Understood. Lastly, given that we are only just a few days away from the end of this quarter, any additional insight that you can share beyond what you already have on this call with an earlier question would be appreciated.
No, I think that's about as much color as we care to bring about the quarter. Certainly incremental to what we typically do, but we felt that based on where we are relative to the quarter ending next week, that would provide that color, and we look forward to reporting it out at the beginning of August.
Great. Thank you both for taking all the questions.
Thanks, Bill.
Operator (participant)
Thank you. One moment for our next question. Our next question comes from the line of Steve Rudd with Blackwall. Your line is open. Please go ahead.
Sameer Joshi (Senior Equity Research Analyst)
Sally, you're, I mean, at this point, not new, but still fairly new to the job. What are the frustrations you're seeing with the corporate structure? There have to be. What will you do, or what is your path to expedite the remedying of it?
Sally Washlow (CEO)
You're right. I am fairly new, and we've been working hard this quarter on that structure. I think that the synergies and the cross-selling that we can do within our solutions business, I think there's a lot more that we can capitalize on there just in terms of how we scale the business and how those teams can work together. I think that's great potential for the future within solutions is our maintenance business, our EV business, as well as a lot of the project work that we do. I think that there's a lot to be had within that group. Maybe we've been a little too siloed in that, and we're certainly breaking that down. There's a lot of maintenance work to be done across the U.S., not only in lighting, but in EV, and we have a footprint that can help manage that.

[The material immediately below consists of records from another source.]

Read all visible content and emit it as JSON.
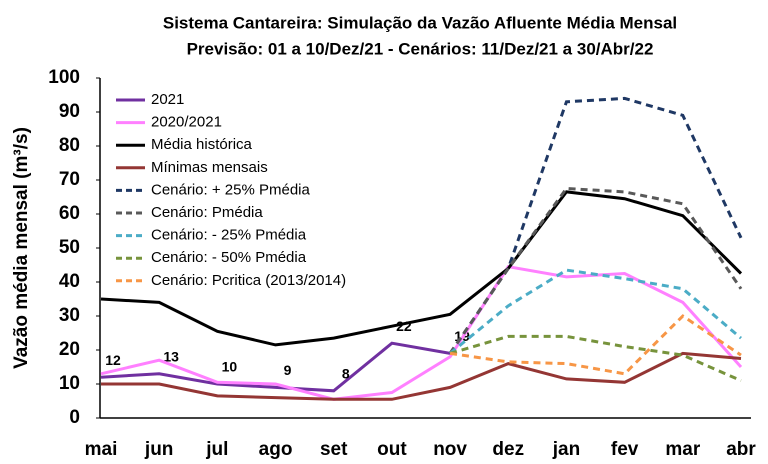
{
  "chart_data": {
    "type": "line",
    "title": "Sistema Cantareira: Simulação da Vazão Afluente Média Mensal",
    "subtitle": "Previsão: 01 a 10/Dez/21 - Cenários: 11/Dez/21 a 30/Abr/22",
    "y_label": "Vazão média mensal (m³/s)",
    "categories": [
      "mai",
      "jun",
      "jul",
      "ago",
      "set",
      "out",
      "nov",
      "dez",
      "jan",
      "fev",
      "mar",
      "abr"
    ],
    "ylim": [
      0,
      100
    ],
    "yticks": [
      0,
      10,
      20,
      30,
      40,
      50,
      60,
      70,
      80,
      90,
      100
    ],
    "legend": "upper left",
    "grid": false,
    "series": [
      {
        "name": "2021",
        "color": "#7030a0",
        "dash": false,
        "data_labels": true,
        "values": [
          12,
          13,
          10,
          9,
          8,
          22,
          19,
          null,
          null,
          null,
          null,
          null
        ]
      },
      {
        "name": "2020/2021",
        "color": "#ff80ff",
        "dash": false,
        "values": [
          13,
          17,
          10.5,
          10,
          5.5,
          7.5,
          18,
          44.5,
          41.5,
          42.5,
          34,
          15
        ]
      },
      {
        "name": "Média histórica",
        "color": "#000000",
        "dash": false,
        "values": [
          35,
          34,
          25.5,
          21.5,
          23.5,
          27,
          30.5,
          44,
          66.5,
          64.5,
          59.5,
          42.5
        ]
      },
      {
        "name": "Mínimas mensais",
        "color": "#943634",
        "dash": false,
        "values": [
          10,
          10,
          6.5,
          6,
          5.5,
          5.5,
          9,
          16,
          11.5,
          10.5,
          19,
          17.5
        ]
      },
      {
        "name": "Cenário: + 25% Pmédia",
        "color": "#1f3864",
        "dash": true,
        "values": [
          null,
          null,
          null,
          null,
          null,
          null,
          19,
          44,
          93,
          94,
          89,
          53
        ]
      },
      {
        "name": "Cenário: Pmédia",
        "color": "#595959",
        "dash": true,
        "values": [
          null,
          null,
          null,
          null,
          null,
          null,
          19,
          44,
          67.5,
          66.5,
          63,
          38
        ]
      },
      {
        "name": "Cenário: - 25% Pmédia",
        "color": "#4bacc6",
        "dash": true,
        "values": [
          null,
          null,
          null,
          null,
          null,
          null,
          19,
          33,
          43.5,
          41,
          38,
          23.5
        ]
      },
      {
        "name": "Cenário: - 50% Pmédia",
        "color": "#77933c",
        "dash": true,
        "values": [
          null,
          null,
          null,
          null,
          null,
          null,
          19,
          24,
          24,
          21,
          18.5,
          11
        ]
      },
      {
        "name": "Cenário: Pcritica (2013/2014)",
        "color": "#f79646",
        "dash": true,
        "values": [
          null,
          null,
          null,
          null,
          null,
          null,
          19,
          16.5,
          16,
          13,
          30,
          18.5
        ]
      }
    ]
  }
}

On the partner side, some of it is some channel rebuilding. As we spoke to earlier, bringing back an industry veteran to lead that will help us lean into that channel as well and also bring new products to that channel that are required to sell and compete in that channel. We are going to move quicker and with greater urgency.
Steve Rudd (Analyst)
Sally, it sounds to me like you've got large opportunities in your cost structure. I mean, do I agree? I want to specifically personnel. Do you see that as well? I mean, that seems to me where I know, of course, that always drops quickest to the bottom line, but am I reading that correctly?
Sally Washlow (CEO)
We're always looking into that to maximize the team's capability, but I want to stabilize the team and get us on a path to growth as well and have some team members learn from each other in terms of their specific lines of business and how do we capitalize on how we execute some of these projects in the market as well within a greater national footprint.
Steve Rudd (Analyst)
Okay. All right. Thanks.
Operator (participant)
Thank you. This concludes the question and answer session, and I'll turn the call back to Sally Washlow for concluding remarks.
Sally Washlow (CEO)
I want to thank everyone for taking the time to join us today. We look forward to updating investors on our first quarter call in early August. In the meantime, we hope to meet with you in person or virtually at upcoming conferences, which we will announce as confirmed. We are currently planning to participate in a few investment conferences beginning in late August and September, which we will announce via press release once confirmed. You may also reach out to our investor relations team with any questions. Their contact information is at the bottom of our press release. Thanks again for your time today and your interest in Orion. Operator, I'll turn it back to you.
Operator (participant)
Thank you. That concludes today's conference call. You may now disconnect. Everyone, have a great day.